3. The Square-Based Pyramid

A pyramid has a square base and four triangular faces that meet at a top point (the apex).

• Horizontal Slice (Parallel to the base): Slicing straight across gives you a smaller square.
• Vertical Slice (Through the apex): Slicing straight down from the top point to the base gives you a triangle.
• Angled Slice: Slicing at an angle through the sides can give you a trapezoid.

4. The Sphere

A sphere is perfectly round in every direction (like a basketball).

• Any Slice: No matter what angle you slice a sphere from, the cross-section will always be a circle. Slicing exactly through the center gives the largest possible circle.

Example Problems

Example 1: What shape results from slicing a cube horizontally? Answer: Because the slice is parallel to the flat square base of the cube, the resulting cross-section is a square.
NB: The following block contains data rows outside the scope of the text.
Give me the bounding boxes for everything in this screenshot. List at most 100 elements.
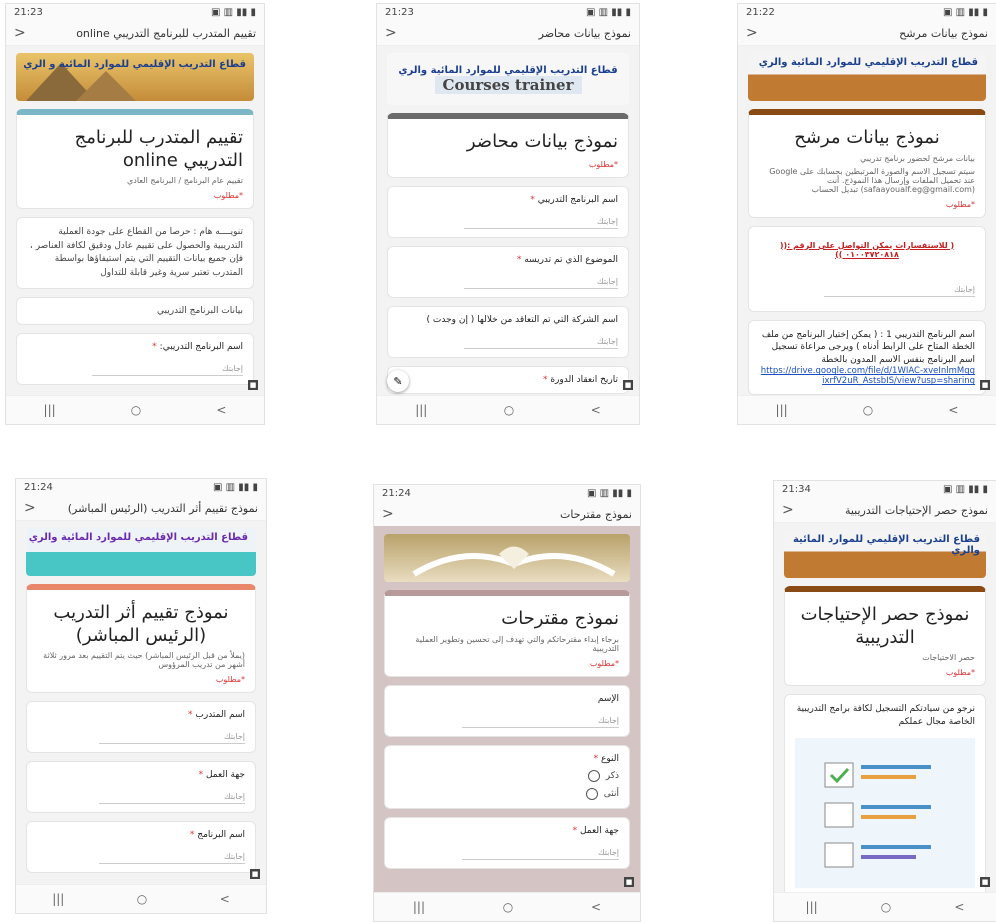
- radio-option[interactable]: ذكر: [395, 769, 619, 782]
- status-bar: 21:23 ▣ ▥ ▮▮ ▮: [6, 4, 264, 21]
- question-label: اسم البرنامج: [197, 830, 245, 840]
- radio-label: أنثى: [603, 788, 619, 799]
- book-banner-image: [384, 534, 630, 582]
- form-header-card: نموذج حصر الإحتياجات التدريبية حصر الاحت…: [784, 586, 986, 686]
- question-label: جهة العمل: [205, 770, 245, 780]
- home-button[interactable]: ○: [137, 892, 147, 906]
- form-header-card: نموذج بيانات محاضر *مطلوب: [387, 113, 629, 178]
- required-note: *مطلوب: [213, 191, 243, 200]
- radio-circle-icon[interactable]: [585, 787, 598, 800]
- status-bar: 21:23 ▣ ▥ ▮▮ ▮: [377, 4, 639, 21]
- form-subtitle: تقييم عام البرنامج / البرنامج العادي: [127, 176, 243, 185]
- answer-input[interactable]: إجابتك: [462, 716, 619, 728]
- answer-input[interactable]: إجابتك: [464, 217, 618, 229]
- banner-subtext: Courses trainer: [434, 75, 582, 94]
- status-icons: ▣ ▥ ▮▮ ▮: [587, 488, 632, 499]
- title-bar: نموذج بيانات محاضر <: [377, 21, 639, 46]
- header-banner: قطاع التدريب الإقليمي للموارد المائية و …: [16, 53, 254, 101]
- form-header-card: نموذج تقييم أثر التدريب (الرئيس المباشر)…: [26, 584, 256, 693]
- answer-input[interactable]: إجابتك: [823, 285, 975, 297]
- radio-label: ذكر: [605, 770, 619, 781]
- form-subtitle: برجاء إبداء مقترحاتكم والتي تهدف إلى تحس…: [415, 634, 619, 653]
- nav-bar: ||| ○ <: [377, 395, 639, 424]
- required-note: *مطلوب: [215, 675, 245, 684]
- answer-input[interactable]: إجابتك: [464, 277, 618, 289]
- question-label: اسم البرنامج التدريبي:: [159, 342, 243, 352]
- back-button[interactable]: <: [220, 892, 230, 906]
- nav-bar: ||| ○ <: [774, 892, 996, 921]
- question-card: نرجو من سيادتكم التسجيل لكافة برامج التد…: [784, 694, 986, 893]
- back-icon[interactable]: <: [782, 502, 794, 518]
- home-button[interactable]: ○: [881, 900, 891, 914]
- question-card: جهة العمل * إجابتك: [384, 816, 630, 869]
- page-title: نموذج بيانات محاضر: [538, 26, 631, 40]
- home-button[interactable]: ○: [863, 403, 873, 417]
- recent-apps-button[interactable]: |||: [413, 900, 425, 914]
- answer-input[interactable]: إجابتك: [99, 732, 245, 744]
- header-banner: قطاع التدريب الإقليمي للموارد المائية وا…: [784, 530, 986, 578]
- form-header-card: نموذج مقترحات برجاء إبداء مقترحاتكم والت…: [384, 590, 630, 677]
- back-icon[interactable]: <: [382, 506, 394, 522]
- radio-circle-icon[interactable]: [587, 769, 600, 782]
- required-note: *مطلوب: [945, 199, 975, 209]
- question-label: تاريخ انعقاد الدورة: [550, 374, 618, 385]
- back-button[interactable]: <: [948, 403, 958, 417]
- question-card: اسم البرنامج التدريبي * إجابتك: [387, 185, 629, 238]
- banner-text: قطاع التدريب الإقليمي للموارد المائية وا…: [28, 532, 248, 543]
- back-button[interactable]: <: [591, 900, 601, 914]
- scroll-indicator-icon: ■: [624, 877, 634, 887]
- recent-apps-button[interactable]: |||: [52, 892, 64, 906]
- header-banner: قطاع التدريب الإقليمي للموارد المائية وا…: [748, 53, 986, 101]
- answer-input[interactable]: إجابتك: [99, 792, 245, 804]
- title-bar: نموذج تقييم أثر التدريب (الرئيس المباشر)…: [16, 496, 266, 521]
- banner-text: قطاع التدريب الإقليمي للموارد المائية وا…: [398, 64, 618, 76]
- header-banner: قطاع التدريب الإقليمي للموارد المائية وا…: [387, 53, 629, 105]
- back-icon[interactable]: <: [14, 25, 26, 41]
- page-title: نموذج مقترحات: [560, 507, 632, 521]
- scroll-indicator-icon: ■: [980, 877, 990, 887]
- phone-screenshot-1: 21:23 ▣ ▥ ▮▮ ▮ تقييم المتدرب للبرنامج ال…: [5, 3, 265, 425]
- status-time: 21:34: [782, 484, 811, 495]
- nav-bar: ||| ○ <: [16, 884, 266, 913]
- title-bar: نموذج حصر الإحتياجات التدريبية <: [774, 498, 996, 523]
- back-icon[interactable]: <: [746, 25, 758, 41]
- question-card: جهة العمل * إجابتك: [26, 761, 256, 813]
- recent-apps-button[interactable]: |||: [44, 403, 56, 417]
- answer-input[interactable]: إجابتك: [464, 337, 618, 349]
- form-header-card: تقييم المتدرب للبرنامج التدريبي online ت…: [16, 109, 254, 209]
- back-button[interactable]: <: [591, 403, 601, 417]
- home-button[interactable]: ○: [504, 403, 514, 417]
- nav-bar: ||| ○ <: [738, 395, 996, 424]
- phone-screenshot-5: 21:24 ▣ ▥ ▮▮ ▮ نموذج مقترحات < نموذج مقت…: [373, 484, 641, 922]
- question-card: الإسم إجابتك: [384, 684, 630, 737]
- recent-apps-button[interactable]: |||: [776, 403, 788, 417]
- back-button[interactable]: <: [954, 900, 964, 914]
- form-title: نموذج حصر الإحتياجات التدريبية: [800, 604, 970, 648]
- notice-card: تنويــــه هام : حرصا من القطاع على جودة …: [16, 217, 254, 289]
- home-button[interactable]: ○: [503, 900, 513, 914]
- back-icon[interactable]: <: [24, 500, 36, 516]
- home-button[interactable]: ○: [131, 403, 141, 417]
- answer-input[interactable]: إجابتك: [99, 852, 245, 864]
- edit-pencil-icon[interactable]: ✎: [387, 370, 409, 392]
- question-card: اسم الشركة التي تم التعاقد من خلالها ( إ…: [387, 305, 629, 358]
- recent-apps-button[interactable]: |||: [806, 900, 818, 914]
- plan-link[interactable]: https://drive.google.com/file/d/1WIAC-xv…: [759, 366, 975, 386]
- status-bar: 21:24 ▣ ▥ ▮▮ ▮: [16, 479, 266, 496]
- radio-option[interactable]: أنثى: [395, 787, 619, 800]
- back-icon[interactable]: <: [385, 25, 397, 41]
- question-label: اسم الشركة التي تم التعاقد من خلالها ( إ…: [426, 314, 619, 325]
- section-title: بيانات البرنامج التدريبي: [157, 306, 243, 316]
- banner-text: قطاع التدريب الإقليمي للموارد المائية و …: [23, 59, 246, 70]
- page-title: نموذج تقييم أثر التدريب (الرئيس المباشر): [67, 501, 258, 515]
- back-button[interactable]: <: [216, 403, 226, 417]
- question-label: جهة العمل: [579, 825, 619, 836]
- recent-apps-button[interactable]: |||: [415, 403, 427, 417]
- form-title: نموذج بيانات مرشح: [794, 127, 940, 148]
- answer-input[interactable]: إجابتك: [91, 364, 243, 376]
- google-account-note: سيتم تسجيل الاسم والصورة المرتبطين بحساب…: [769, 166, 975, 194]
- phone-screenshot-2: 21:23 ▣ ▥ ▮▮ ▮ نموذج بيانات محاضر < قطاع…: [376, 3, 640, 425]
- answer-input[interactable]: إجابتك: [462, 848, 619, 860]
- phone-screenshot-3: 21:22 ▣ ▥ ▮▮ ▮ نموذج بيانات مرشح < قطاع …: [737, 3, 996, 425]
- status-icons: ▣ ▥ ▮▮ ▮: [943, 484, 988, 495]
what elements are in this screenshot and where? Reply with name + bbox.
Example 2: What shape results from slicing a cylinder at an angle? Answer: If you slice a cylinder at an angle (not parallel to the circular base and not straight down), the cut is stretched out. This creates an ellipse.

Example 3: What possible cross-sections can a pyramid have? Answer: Depending on how you slice a square-based pyramid, you can get a square (parallel to the base), a triangle (vertically through the top point), or a trapezoid (at an angle through the sides).